What Is Spear Phishing?
Spear phishing attacks are executed through the use of electronic or email communications. Targeted phishing may impact an individual, corporation or business, depending upon the objectives and intentions of its perpetrators. Cybercriminals may launch spear phishing attacks for the following reasons:
- To steal sensitive data such as credit card information and account credentials for financial gain
- To install malware on a targeted device for malicious intent
- To target an organization for securing trade secrets and confidential data which is later resold to competitors
- To acquire military information
A staggering 95% of fraudulent activity which is conducted against enterprises with the sole objective of gaining sensitive data is conducted via spear phishing. In the last two years, email communications scams have caused companies to suffer financial losses of more than two billion dollars according to the FBI. This illustrates the colossal scale of spear phishing attacks that take place globally.
How Does Spear Phishing Work?
Spear phishing email attacks are more sophisticated in nature compared to phishing attacks because they are customized for specific victims. Cybercriminals hunt through the Internet to find their targets and record personal information about them, such as their email addresses, hobbies, and recent purchases by probing their social media accounts. Based on this data, they carefully draft spear phishing emails, assuming the identity of someone the victim can trust.
The messages delivered to recipients create a sense of urgency and compel the victims to share their personal information, such as passwords and credentials. Spear phishing email examples include requests to click on links which direct recipients to websites where they are asked to provide their access codes, PINs and account passwords, or to download malware.
After gathering this information through targeted phishing, criminals make use of data to enter victims’ bank accounts or even create fake online identities. Perpetrators of these scams disguise themselves as friends of the victim or a reliable entity, which makes it difficult to distinguish between legitimate and fraudulent messages without proper spear phishing training.
Are you wondering how to prevent spear phishing attacks to protect your users and their private information? Fortunately, there are a number of tried-and-tested measures that you can deploy to combat this menace and stop spear phishing attacks.
Filter your email and implement anti-phishing protection
Besides traditional email security solutions such as anti-spam and antivirus filters, extra anti-phishing software should be implemented (spear phishing emails usually contain no malware and are almost never spam, which is why they often easily bypass traditional security mechanisms).
There are several useful anti-phishing protection techniques that you can make use of. These include checking for domain spoofing, any instances of impersonation, and flagging questionable content in email. From an enterprise perspective, there are several reputed organizations such as PhishLabs, IronScales, and PhishMe which are progressively working to protect corporations from becoming victims of these scams.
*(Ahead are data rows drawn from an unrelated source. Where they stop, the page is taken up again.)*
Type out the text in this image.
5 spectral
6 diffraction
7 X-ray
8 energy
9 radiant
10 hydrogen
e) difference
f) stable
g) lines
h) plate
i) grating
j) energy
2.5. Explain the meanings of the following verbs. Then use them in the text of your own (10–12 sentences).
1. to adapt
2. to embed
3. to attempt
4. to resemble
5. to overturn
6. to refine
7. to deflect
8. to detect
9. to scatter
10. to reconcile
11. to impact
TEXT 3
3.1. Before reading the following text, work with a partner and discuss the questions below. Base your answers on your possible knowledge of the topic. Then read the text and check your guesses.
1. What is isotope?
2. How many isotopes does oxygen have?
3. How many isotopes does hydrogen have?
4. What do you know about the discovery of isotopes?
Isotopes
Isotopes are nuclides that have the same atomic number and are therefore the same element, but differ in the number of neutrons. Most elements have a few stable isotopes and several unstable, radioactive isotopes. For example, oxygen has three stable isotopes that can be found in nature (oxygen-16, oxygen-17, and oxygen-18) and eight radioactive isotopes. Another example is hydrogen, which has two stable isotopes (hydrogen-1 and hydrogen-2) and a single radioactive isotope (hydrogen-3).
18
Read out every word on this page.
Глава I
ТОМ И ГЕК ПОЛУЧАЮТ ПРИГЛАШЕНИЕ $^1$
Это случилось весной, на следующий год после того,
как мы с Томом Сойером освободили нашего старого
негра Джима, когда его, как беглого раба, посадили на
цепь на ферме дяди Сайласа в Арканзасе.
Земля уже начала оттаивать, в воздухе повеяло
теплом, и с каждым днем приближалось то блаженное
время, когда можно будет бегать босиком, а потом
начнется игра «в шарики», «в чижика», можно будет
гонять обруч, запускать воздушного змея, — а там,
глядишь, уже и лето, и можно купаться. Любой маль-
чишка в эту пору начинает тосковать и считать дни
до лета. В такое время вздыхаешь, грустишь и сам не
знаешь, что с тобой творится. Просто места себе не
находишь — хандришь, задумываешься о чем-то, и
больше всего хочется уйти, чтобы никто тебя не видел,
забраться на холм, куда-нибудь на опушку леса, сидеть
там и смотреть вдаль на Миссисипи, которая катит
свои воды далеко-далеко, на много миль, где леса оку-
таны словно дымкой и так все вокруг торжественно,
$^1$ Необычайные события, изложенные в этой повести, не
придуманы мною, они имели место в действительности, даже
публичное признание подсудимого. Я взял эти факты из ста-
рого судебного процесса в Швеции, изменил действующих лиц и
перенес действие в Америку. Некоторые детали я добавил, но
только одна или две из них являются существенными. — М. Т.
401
Keep your systems up-to-date with the latest security patches
While viruses might be delivered via email, they can be spread across your network using gaps in security caused by outdated software. This is precisely why it is fundamental for individual users and organizations to update their security software regularly to build a wall against possible spear phishing attacks.
Encrypt any sensitive company information you have
Data encryption should be the foundation of your security strategy and is a must-have tool in your arsenal. Encrypting sensitive information essentially makes it impossible for cybercriminals to access data, shutting down or at least weakening their attempts to attack the system.
Conduct multi-factor authentication
This data protection method only unlocks sensitive information upon the completion of an authentication process which has two or more steps. It is a means of applying additional security layers and locking confidential information with more than just a password.
Use DMARC technology
DMARC stands for Domain-based Message Authentication, Reporting & Conformance technology. The purpose of this mechanism is to evaluate incoming emails against a database with a complete record of the senders. If an email does not align with the information of the sender as recorded in the database, an automatic email is sent to notify the security admin.
Run frequent backups
In the event of a successful attack, you need to get users back to work quickly by getting them access to the latest versions of uninfected files. Having a cloud-based backup solution is critical to keeping users productive during a spear phishing attack.
Conduct email security training for employees
Security awareness sessions, including spear phishing training, are vital in order to equip employees with the knowledge to identify and divert incoming attacks, particularly at the enterprise level.
Be wary of suspicious emails
Spear phishing emails are becoming increasingly sophisticated. If you receive an email that seems to be from someone you know, but is suspicious of its intent and content, as a best practice, check to see if the person actually sent the message to you.
Win the Battle Against Spear Phishing
The abundance of personal information and data on the Internet has become a goldmine for cyber criminals to dupe unknowing victims. By staying vigilant and exercising tested tips to dodge spearfishing attacks, you can protect your users from falling into this trap.